Schema migrations are forward-only and incremental. Skipping multiple releases — for example updating from 1.55 to 1.62 — runs all the migrations in between, in order, against your live data. There is no special procedure for catching up.

Release cadence

Ekso releases multiple times a week. Each release is published to Docker Hub as both a versioned tag (eksoapp/app:1.59) and updates the floating :latest tag. Customers running docker compose pull get whatever was tagged :latest at pull time. This cadence is intentional — small, frequent releases land fixes and improvements quickly. It also means you should not be afraid to update; every release is the smallest possible step from the previous one, and ./backups/ keeps the last 14 days of your data on hand if anything ever needs reverting.

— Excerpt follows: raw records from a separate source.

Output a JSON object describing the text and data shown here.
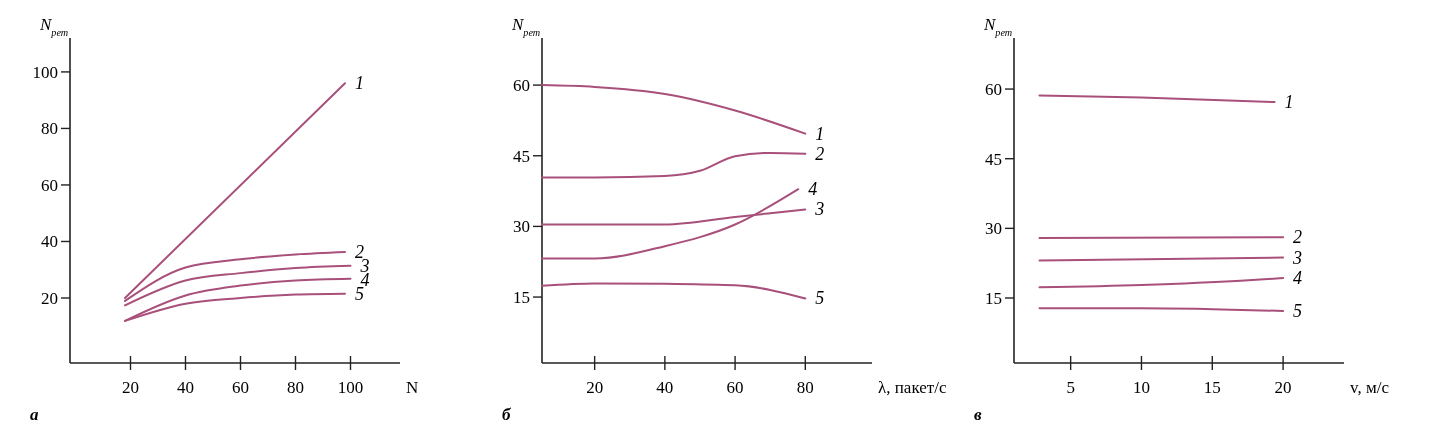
{
  "chart_data": [
    {
      "type": "line",
      "ylabel": "N$_{рет}$",
      "xlabel": "N",
      "xlim": [
        -2,
        118
      ],
      "ylim": [
        -3,
        112
      ],
      "xticks": [
        20,
        40,
        60,
        80,
        100
      ],
      "yticks": [
        20,
        40,
        60,
        80,
        100
      ],
      "grid": false,
      "legend": false,
      "marker": "none",
      "line_style": "solid",
      "annotations": [
        "а"
      ],
      "series": [
        {
          "name": "1",
          "color": "#a8507a",
          "x": [
            18,
            98
          ],
          "values": [
            20,
            96
          ]
        },
        {
          "name": "2",
          "color": "#a8507a",
          "x": [
            18,
            40,
            60,
            80,
            98
          ],
          "values": [
            19,
            30.8,
            33.7,
            35.4,
            36.3
          ]
        },
        {
          "name": "3",
          "color": "#a8507a",
          "x": [
            18,
            40,
            60,
            80,
            100
          ],
          "values": [
            17.4,
            26.2,
            28.8,
            30.6,
            31.4
          ]
        },
        {
          "name": "4",
          "color": "#a8507a",
          "x": [
            18,
            40,
            60,
            80,
            100
          ],
          "values": [
            11.9,
            20.9,
            24.4,
            26.2,
            26.8
          ]
        },
        {
          "name": "5",
          "color": "#a8507a",
          "x": [
            18,
            40,
            60,
            80,
            98
          ],
          "values": [
            11.9,
            18,
            20,
            21.2,
            21.5
          ]
        }
      ]
    },
    {
      "type": "line",
      "ylabel": "N$_{рет}$",
      "xlabel": "λ, пакет/с",
      "xlim": [
        5,
        99
      ],
      "ylim": [
        1,
        70
      ],
      "xticks": [
        20,
        40,
        60,
        80
      ],
      "yticks": [
        15,
        30,
        45,
        60
      ],
      "grid": false,
      "legend": false,
      "marker": "none",
      "line_style": "solid",
      "annotations": [
        "б"
      ],
      "series": [
        {
          "name": "1",
          "color": "#a8507a",
          "x": [
            5,
            20,
            40,
            60,
            80
          ],
          "values": [
            60,
            59.6,
            58.1,
            54.6,
            49.7
          ]
        },
        {
          "name": "2",
          "color": "#a8507a",
          "x": [
            5,
            20,
            40,
            50,
            60,
            70,
            80
          ],
          "values": [
            40.4,
            40.4,
            40.7,
            41.8,
            44.9,
            45.6,
            45.4
          ]
        },
        {
          "name": "3",
          "color": "#a8507a",
          "x": [
            5,
            40,
            60,
            80
          ],
          "values": [
            30.4,
            30.4,
            32,
            33.6
          ]
        },
        {
          "name": "4",
          "color": "#a8507a",
          "x": [
            5,
            20,
            40,
            60,
            78
          ],
          "values": [
            23.2,
            23.2,
            25.8,
            30.4,
            37.9
          ]
        },
        {
          "name": "5",
          "color": "#a8507a",
          "x": [
            5,
            20,
            40,
            60,
            80
          ],
          "values": [
            17.4,
            17.9,
            17.8,
            17.5,
            14.7
          ]
        }
      ]
    },
    {
      "type": "line",
      "ylabel": "N$_{рет}$",
      "xlabel": "v, м/с",
      "xlim": [
        1,
        24.3
      ],
      "ylim": [
        1,
        71
      ],
      "xticks": [
        5,
        10,
        15,
        20
      ],
      "yticks": [
        15,
        30,
        45,
        60
      ],
      "grid": false,
      "legend": false,
      "marker": "none",
      "line_style": "solid",
      "annotations": [
        "в"
      ],
      "series": [
        {
          "name": "1",
          "color": "#a8507a",
          "x": [
            2.8,
            10,
            19.4
          ],
          "values": [
            58.6,
            58.2,
            57.2
          ]
        },
        {
          "name": "2",
          "color": "#a8507a",
          "x": [
            2.8,
            20
          ],
          "values": [
            27.9,
            28.1
          ]
        },
        {
          "name": "3",
          "color": "#a8507a",
          "x": [
            2.8,
            20
          ],
          "values": [
            23.1,
            23.7
          ]
        },
        {
          "name": "4",
          "color": "#a8507a",
          "x": [
            2.8,
            10,
            17,
            20
          ],
          "values": [
            17.3,
            17.8,
            18.7,
            19.3
          ]
        },
        {
          "name": "5",
          "color": "#a8507a",
          "x": [
            2.8,
            10,
            20
          ],
          "values": [
            12.8,
            12.8,
            12.2
          ]
        }
      ]
    }
  ]
}
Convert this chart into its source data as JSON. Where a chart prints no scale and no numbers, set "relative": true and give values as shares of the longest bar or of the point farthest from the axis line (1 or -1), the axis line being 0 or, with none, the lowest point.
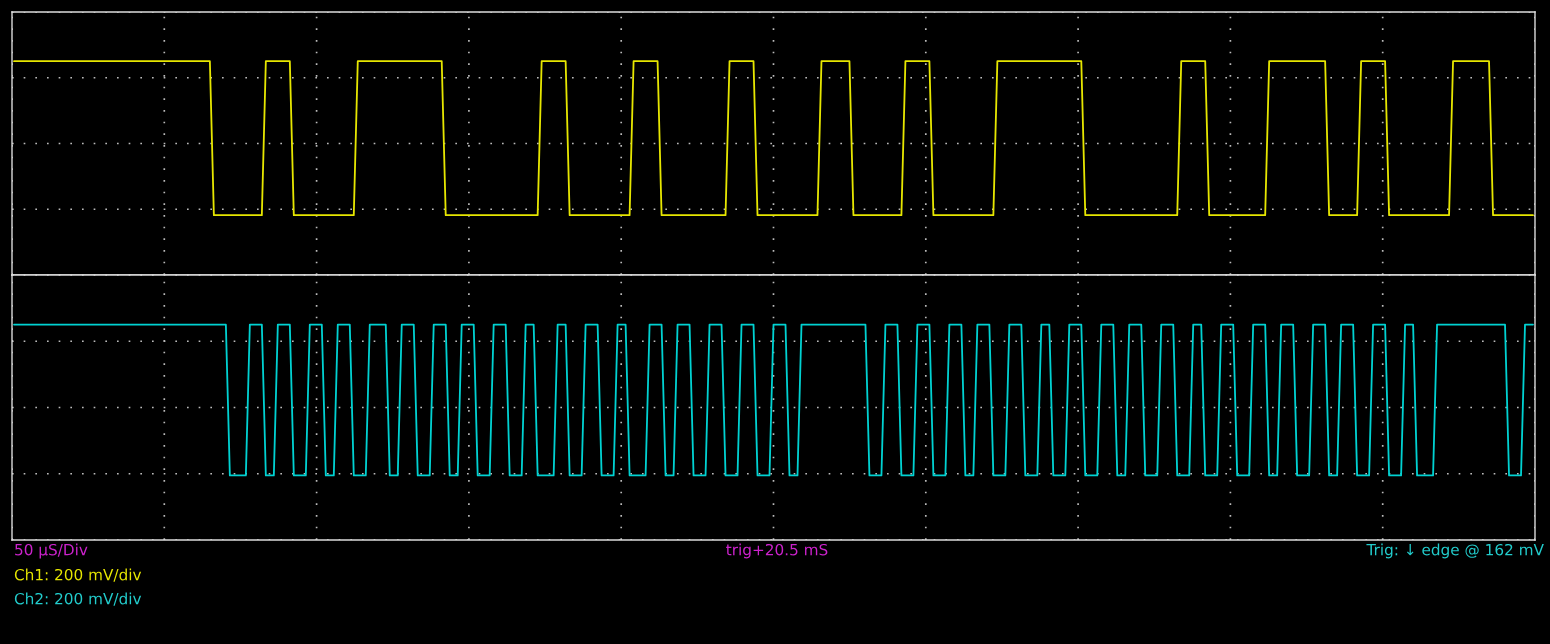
{
  "chart_data": [
    {
      "type": "line",
      "relative": true,
      "grid": true,
      "categories": [
        null,
        null,
        null,
        null,
        null,
        null,
        null,
        null,
        null,
        null,
        null,
        null,
        null,
        null,
        null,
        null,
        null,
        null,
        null,
        null,
        null,
        null,
        null,
        null,
        null,
        null,
        null,
        null,
        null,
        null,
        null,
        null,
        null,
        null,
        null,
        null,
        null,
        null,
        null,
        null,
        null,
        null,
        null,
        null,
        null,
        null,
        null,
        null,
        null,
        null,
        null,
        null,
        null,
        null,
        null,
        null,
        null,
        null,
        null,
        null,
        null,
        null,
        null,
        null,
        null,
        null,
        null,
        null,
        null,
        null,
        null,
        null,
        null,
        null,
        null,
        null,
        null,
        null,
        null,
        null,
        null,
        null,
        null,
        null,
        null,
        null,
        null,
        null,
        null,
        null,
        null,
        null,
        null,
        null,
        null,
        null,
        null,
        null,
        null,
        null,
        null,
        null,
        null,
        null,
        null,
        null,
        null,
        null,
        null,
        null,
        null,
        null,
        null,
        null,
        null,
        null,
        null,
        null,
        null,
        null,
        null,
        null,
        null,
        null,
        null,
        null,
        null,
        null,
        null,
        null,
        null,
        null,
        null,
        null,
        null,
        null,
        null,
        null,
        null,
        null,
        null,
        null,
        null,
        null,
        null,
        null,
        null,
        null,
        null,
        null,
        null,
        null,
        null,
        null,
        null,
        null,
        null,
        null,
        null,
        null,
        null,
        null,
        null,
        null,
        null,
        null,
        null,
        null,
        null,
        null,
        null,
        null,
        null,
        null,
        null,
        null,
        null,
        null,
        null,
        null,
        null,
        null,
        null,
        null,
        null,
        null,
        null,
        null,
        null,
        null,
        null,
        null,
        null,
        null,
        null,
        null,
        null,
        null,
        null,
        null,
        null,
        null,
        null,
        null,
        null,
        null,
        null,
        null,
        null,
        null,
        null,
        null,
        null,
        null,
        null,
        null,
        null,
        null,
        null,
        null,
        null,
        null,
        null,
        null,
        null,
        null,
        null,
        null,
        null,
        null,
        null,
        null,
        null,
        null,
        null,
        null,
        null,
        null,
        null,
        null,
        null,
        null,
        null,
        null,
        null,
        null,
        null,
        null,
        null,
        null,
        null,
        null,
        null,
        null,
        null,
        null,
        null,
        null,
        null,
        null,
        null,
        null,
        null,
        null,
        null,
        null,
        null,
        null,
        null,
        null,
        null,
        null,
        null,
        null,
        null,
        null,
        null,
        null,
        null,
        null,
        null,
        null,
        null,
        null,
        null,
        null,
        null,
        null,
        null,
        null,
        null,
        null,
        null,
        null,
        null,
        null,
        null,
        null,
        null,
        null,
        null,
        null,
        null,
        null,
        null,
        null,
        null,
        null,
        null,
        null,
        null,
        null,
        null,
        null,
        null,
        null,
        null,
        null,
        null,
        null,
        null,
        null,
        null,
        null,
        null,
        null,
        null,
        null,
        null,
        null,
        null,
        null,
        null,
        null,
        null,
        null,
        null,
        null,
        null,
        null,
        null,
        null,
        null,
        null,
        null,
        null,
        null,
        null,
        null,
        null,
        null,
        null,
        null,
        null,
        null,
        null,
        null,
        null,
        null,
        null,
        null,
        null,
        null,
        null,
        null,
        null,
        null,
        null,
        null,
        null,
        null,
        null,
        null,
        null,
        null,
        null,
        null,
        null,
        null,
        null,
        null
      ],
      "series": [
        {
          "color": "#e6e600",
          "values": [
            1,
            1,
            1,
            1,
            1,
            1,
            1,
            1,
            1,
            1,
            1,
            1,
            1,
            1,
            1,
            1,
            1,
            1,
            1,
            1,
            1,
            1,
            1,
            1,
            1,
            1,
            1,
            1,
            1,
            1,
            1,
            1,
            1,
            1,
            1,
            1,
            1,
            1,
            1,
            1,
            1,
            1,
            1,
            1,
            1,
            1,
            1,
            1,
            1,
            1,
            0.28,
            0.28,
            0.28,
            0.28,
            0.28,
            0.28,
            0.28,
            0.28,
            0.28,
            0.28,
            0.28,
            0.28,
            0.28,
            1,
            1,
            1,
            1,
            1,
            1,
            1,
            0.28,
            0.28,
            0.28,
            0.28,
            0.28,
            0.28,
            0.28,
            0.28,
            0.28,
            0.28,
            0.28,
            0.28,
            0.28,
            0.28,
            0.28,
            0.28,
            1,
            1,
            1,
            1,
            1,
            1,
            1,
            1,
            1,
            1,
            1,
            1,
            1,
            1,
            1,
            1,
            1,
            1,
            1,
            1,
            1,
            1,
            0.28,
            0.28,
            0.28,
            0.28,
            0.28,
            0.28,
            0.28,
            0.28,
            0.28,
            0.28,
            0.28,
            0.28,
            0.28,
            0.28,
            0.28,
            0.28,
            0.28,
            0.28,
            0.28,
            0.28,
            0.28,
            0.28,
            0.28,
            0.28,
            1,
            1,
            1,
            1,
            1,
            1,
            1,
            0.28,
            0.28,
            0.28,
            0.28,
            0.28,
            0.28,
            0.28,
            0.28,
            0.28,
            0.28,
            0.28,
            0.28,
            0.28,
            0.28,
            0.28,
            0.28,
            1,
            1,
            1,
            1,
            1,
            1,
            1,
            0.28,
            0.28,
            0.28,
            0.28,
            0.28,
            0.28,
            0.28,
            0.28,
            0.28,
            0.28,
            0.28,
            0.28,
            0.28,
            0.28,
            0.28,
            0.28,
            0.28,
            1,
            1,
            1,
            1,
            1,
            1,
            1,
            0.28,
            0.28,
            0.28,
            0.28,
            0.28,
            0.28,
            0.28,
            0.28,
            0.28,
            0.28,
            0.28,
            0.28,
            0.28,
            0.28,
            0.28,
            0.28,
            1,
            1,
            1,
            1,
            1,
            1,
            1,
            1,
            0.28,
            0.28,
            0.28,
            0.28,
            0.28,
            0.28,
            0.28,
            0.28,
            0.28,
            0.28,
            0.28,
            0.28,
            0.28,
            1,
            1,
            1,
            1,
            1,
            1,
            1,
            0.28,
            0.28,
            0.28,
            0.28,
            0.28,
            0.28,
            0.28,
            0.28,
            0.28,
            0.28,
            0.28,
            0.28,
            0.28,
            0.28,
            0.28,
            0.28,
            1,
            1,
            1,
            1,
            1,
            1,
            1,
            1,
            1,
            1,
            1,
            1,
            1,
            1,
            1,
            1,
            1,
            1,
            1,
            1,
            1,
            1,
            0.28,
            0.28,
            0.28,
            0.28,
            0.28,
            0.28,
            0.28,
            0.28,
            0.28,
            0.28,
            0.28,
            0.28,
            0.28,
            0.28,
            0.28,
            0.28,
            0.28,
            0.28,
            0.28,
            0.28,
            0.28,
            0.28,
            0.28,
            0.28,
            1,
            1,
            1,
            1,
            1,
            1,
            1,
            0.28,
            0.28,
            0.28,
            0.28,
            0.28,
            0.28,
            0.28,
            0.28,
            0.28,
            0.28,
            0.28,
            0.28,
            0.28,
            0.28,
            0.28,
            1,
            1,
            1,
            1,
            1,
            1,
            1,
            1,
            1,
            1,
            1,
            1,
            1,
            1,
            1,
            0.28,
            0.28,
            0.28,
            0.28,
            0.28,
            0.28,
            0.28,
            0.28,
            1,
            1,
            1,
            1,
            1,
            1,
            1,
            0.28,
            0.28,
            0.28,
            0.28,
            0.28,
            0.28,
            0.28,
            0.28,
            0.28,
            0.28,
            0.28,
            0.28,
            0.28,
            0.28,
            0.28,
            0.28,
            1,
            1,
            1,
            1,
            1,
            1,
            1,
            1,
            1,
            1,
            0.28,
            0.28,
            0.28,
            0.28,
            0.28,
            0.28,
            0.28,
            0.28,
            0.28,
            0.28,
            0.28
          ]
        }
      ]
    },
    {
      "type": "line",
      "relative": true,
      "grid": true,
      "categories": [
        null,
        null,
        null,
        null,
        null,
        null,
        null,
        null,
        null,
        null,
        null,
        null,
        null,
        null,
        null,
        null,
        null,
        null,
        null,
        null,
        null,
        null,
        null,
        null,
        null,
        null,
        null,
        null,
        null,
        null,
        null,
        null,
        null,
        null,
        null,
        null,
        null,
        null,
        null,
        null,
        null,
        null,
        null,
        null,
        null,
        null,
        null,
        null,
        null,
        null,
        null,
        null,
        null,
        null,
        null,
        null,
        null,
        null,
        null,
        null,
        null,
        null,
        null,
        null,
        null,
        null,
        null,
        null,
        null,
        null,
        null,
        null,
        null,
        null,
        null,
        null,
        null,
        null,
        null,
        null,
        null,
        null,
        null,
        null,
        null,
        null,
        null,
        null,
        null,
        null,
        null,
        null,
        null,
        null,
        null,
        null,
        null,
        null,
        null,
        null,
        null,
        null,
        null,
        null,
        null,
        null,
        null,
        null,
        null,
        null,
        null,
        null,
        null,
        null,
        null,
        null,
        null,
        null,
        null,
        null,
        null,
        null,
        null,
        null,
        null,
        null,
        null,
        null,
        null,
        null,
        null,
        null,
        null,
        null,
        null,
        null,
        null,
        null,
        null,
        null,
        null,
        null,
        null,
        null,
        null,
        null,
        null,
        null,
        null,
        null,
        null,
        null,
        null,
        null,
        null,
        null,
        null,
        null,
        null,
        null,
        null,
        null,
        null,
        null,
        null,
        null,
        null,
        null,
        null,
        null,
        null,
        null,
        null,
        null,
        null,
        null,
        null,
        null,
        null,
        null,
        null,
        null,
        null,
        null,
        null,
        null,
        null,
        null,
        null,
        null,
        null,
        null,
        null,
        null,
        null,
        null,
        null,
        null,
        null,
        null,
        null,
        null,
        null,
        null,
        null,
        null,
        null,
        null,
        null,
        null,
        null,
        null,
        null,
        null,
        null,
        null,
        null,
        null,
        null,
        null,
        null,
        null,
        null,
        null,
        null,
        null,
        null,
        null,
        null,
        null,
        null,
        null,
        null,
        null,
        null,
        null,
        null,
        null,
        null,
        null,
        null,
        null,
        null,
        null,
        null,
        null,
        null,
        null,
        null,
        null,
        null,
        null,
        null,
        null,
        null,
        null,
        null,
        null,
        null,
        null,
        null,
        null,
        null,
        null,
        null,
        null,
        null,
        null,
        null,
        null,
        null,
        null,
        null,
        null,
        null,
        null,
        null,
        null,
        null,
        null,
        null,
        null,
        null,
        null,
        null,
        null,
        null,
        null,
        null,
        null,
        null,
        null,
        null,
        null,
        null,
        null,
        null,
        null,
        null,
        null,
        null,
        null,
        null,
        null,
        null,
        null,
        null,
        null,
        null,
        null,
        null,
        null,
        null,
        null,
        null,
        null,
        null,
        null,
        null,
        null,
        null,
        null,
        null,
        null,
        null,
        null,
        null,
        null,
        null,
        null,
        null,
        null,
        null,
        null,
        null,
        null,
        null,
        null,
        null,
        null,
        null,
        null,
        null,
        null,
        null,
        null,
        null,
        null,
        null,
        null,
        null,
        null,
        null,
        null,
        null,
        null,
        null,
        null,
        null,
        null,
        null,
        null,
        null,
        null,
        null,
        null,
        null,
        null,
        null,
        null,
        null,
        null,
        null,
        null,
        null,
        null,
        null,
        null,
        null,
        null,
        null
      ],
      "series": [
        {
          "color": "#00d2d2",
          "values": [
            1,
            1,
            1,
            1,
            1,
            1,
            1,
            1,
            1,
            1,
            1,
            1,
            1,
            1,
            1,
            1,
            1,
            1,
            1,
            1,
            1,
            1,
            1,
            1,
            1,
            1,
            1,
            1,
            1,
            1,
            1,
            1,
            1,
            1,
            1,
            1,
            1,
            1,
            1,
            1,
            1,
            1,
            1,
            1,
            1,
            1,
            1,
            1,
            1,
            1,
            1,
            1,
            1,
            1,
            0.3,
            0.3,
            0.3,
            0.3,
            0.3,
            1,
            1,
            1,
            1,
            0.3,
            0.3,
            0.3,
            1,
            1,
            1,
            1,
            0.3,
            0.3,
            0.3,
            0.3,
            1,
            1,
            1,
            1,
            0.3,
            0.3,
            0.3,
            1,
            1,
            1,
            1,
            0.3,
            0.3,
            0.3,
            0.3,
            1,
            1,
            1,
            1,
            1,
            0.3,
            0.3,
            0.3,
            1,
            1,
            1,
            1,
            0.3,
            0.3,
            0.3,
            0.3,
            1,
            1,
            1,
            1,
            0.3,
            0.3,
            0.3,
            1,
            1,
            1,
            1,
            0.3,
            0.3,
            0.3,
            0.3,
            1,
            1,
            1,
            1,
            0.3,
            0.3,
            0.3,
            0.3,
            1,
            1,
            1,
            0.3,
            0.3,
            0.3,
            0.3,
            0.3,
            1,
            1,
            1,
            0.3,
            0.3,
            0.3,
            0.3,
            1,
            1,
            1,
            1,
            0.3,
            0.3,
            0.3,
            0.3,
            1,
            1,
            1,
            0.3,
            0.3,
            0.3,
            0.3,
            0.3,
            1,
            1,
            1,
            1,
            0.3,
            0.3,
            0.3,
            1,
            1,
            1,
            1,
            0.3,
            0.3,
            0.3,
            0.3,
            1,
            1,
            1,
            1,
            0.3,
            0.3,
            0.3,
            0.3,
            1,
            1,
            1,
            1,
            0.3,
            0.3,
            0.3,
            0.3,
            1,
            1,
            1,
            1,
            0.3,
            0.3,
            0.3,
            1,
            1,
            1,
            1,
            1,
            1,
            1,
            1,
            1,
            1,
            1,
            1,
            1,
            1,
            1,
            1,
            1,
            0.3,
            0.3,
            0.3,
            0.3,
            1,
            1,
            1,
            1,
            0.3,
            0.3,
            0.3,
            0.3,
            1,
            1,
            1,
            1,
            0.3,
            0.3,
            0.3,
            0.3,
            1,
            1,
            1,
            1,
            0.3,
            0.3,
            0.3,
            1,
            1,
            1,
            1,
            0.3,
            0.3,
            0.3,
            0.3,
            1,
            1,
            1,
            1,
            0.3,
            0.3,
            0.3,
            0.3,
            1,
            1,
            1,
            0.3,
            0.3,
            0.3,
            0.3,
            1,
            1,
            1,
            1,
            0.3,
            0.3,
            0.3,
            0.3,
            1,
            1,
            1,
            1,
            0.3,
            0.3,
            0.3,
            1,
            1,
            1,
            1,
            0.3,
            0.3,
            0.3,
            0.3,
            1,
            1,
            1,
            1,
            0.3,
            0.3,
            0.3,
            0.3,
            1,
            1,
            1,
            0.3,
            0.3,
            0.3,
            0.3,
            1,
            1,
            1,
            1,
            0.3,
            0.3,
            0.3,
            0.3,
            1,
            1,
            1,
            1,
            0.3,
            0.3,
            0.3,
            1,
            1,
            1,
            1,
            0.3,
            0.3,
            0.3,
            0.3,
            1,
            1,
            1,
            1,
            0.3,
            0.3,
            0.3,
            1,
            1,
            1,
            1,
            0.3,
            0.3,
            0.3,
            0.3,
            1,
            1,
            1,
            1,
            0.3,
            0.3,
            0.3,
            0.3,
            1,
            1,
            1,
            0.3,
            0.3,
            0.3,
            0.3,
            0.3,
            1,
            1,
            1,
            1,
            1,
            1,
            1,
            1,
            1,
            1,
            1,
            1,
            1,
            1,
            1,
            1,
            1,
            1,
            0.3,
            0.3,
            0.3,
            0.3,
            1,
            1,
            1
          ]
        }
      ],
      "annotations": [
        "50 µS/Div",
        "trig+20.5 mS",
        "Trig: ↓ edge @ 162 mV",
        "Ch1: 200 mV/div",
        "Ch2: 200 mV/div"
      ]
    }
  ]
}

Pinning a specific version

If you’d rather control when a customer install moves between releases, pin the image tags in your docker-compose.yml:
services:
  api:
    image: eksoapp/app:1.59      # pinned, not :latest

  worker:
    image: eksoapp/worker:1.59   # pinned, not :latest
After pinning, docker compose pull only fetches the pinned version (a no-op if you already have it), and docker compose up -d doesn’t recreate the containers unless you change the tag. To upgrade, edit the version numbers and re-run the two-command flow. Released version numbers are listed at the Ekso changelog.

Taking a pre-upgrade snapshot

The bundled backup service writes a fresh snapshot when it starts. To get one immediately before upgrading, restart the backup container:
docker compose restart backup
This produces a snapshot in ./backups/db/ and ./backups/storage/ (Quickstart) or ./backups/storage/ (BYOD). Use that snapshot if you ever need to roll back the upgrade you’re about to do. See Data management for the full backup story.

Rolling back to a previous version

A rollback has two parts: you need to revert both the code (the container images) and the data (the database and storage). Reverting only the code against post-upgrade data risks the older code being unable to read the newer schema.
# 1. Stop the stack.
docker compose down

# 2. Pin the older version in docker-compose.yml.
#    Edit the `image:` lines to e.g. eksoapp/app:1.58 and eksoapp/worker:1.58.

# 3. Restore data from the snapshot you took before upgrading.
#    See Data management for restore commands.

# 4. Bring it back up.
docker compose up -d
If you didn’t take a pre-upgrade snapshot, the most recent automatic snapshot from ./backups/db/ is your fallback — find the timestamp closest to (but before) the upgrade.
You can’t roll back schema-only without rolling back data. Pinning the image to an older tag without restoring a pre-upgrade snapshot leaves the older code looking at a newer schema — it won’t recognize columns or tables that didn’t exist in its day. Always pair an image-tag rollback with a data restore.

BYOD — your external database

If you run BYOD (your own Postgres or SQL Server), the upgrade flow is identical:
docker compose pull
docker compose up -d
Schema migrations apply against your external database the same way they would against the bundled one. The Ekso user you configured needs CREATE rights for migrations to land — same requirement as first install. If you revoked elevated permissions after first boot, restore them before upgrading. The bundled backup service in BYOD only snapshots attachments (./data/storage/). Database backups are your responsibility — take one with your usual DB tooling before any upgrade you’re nervous about.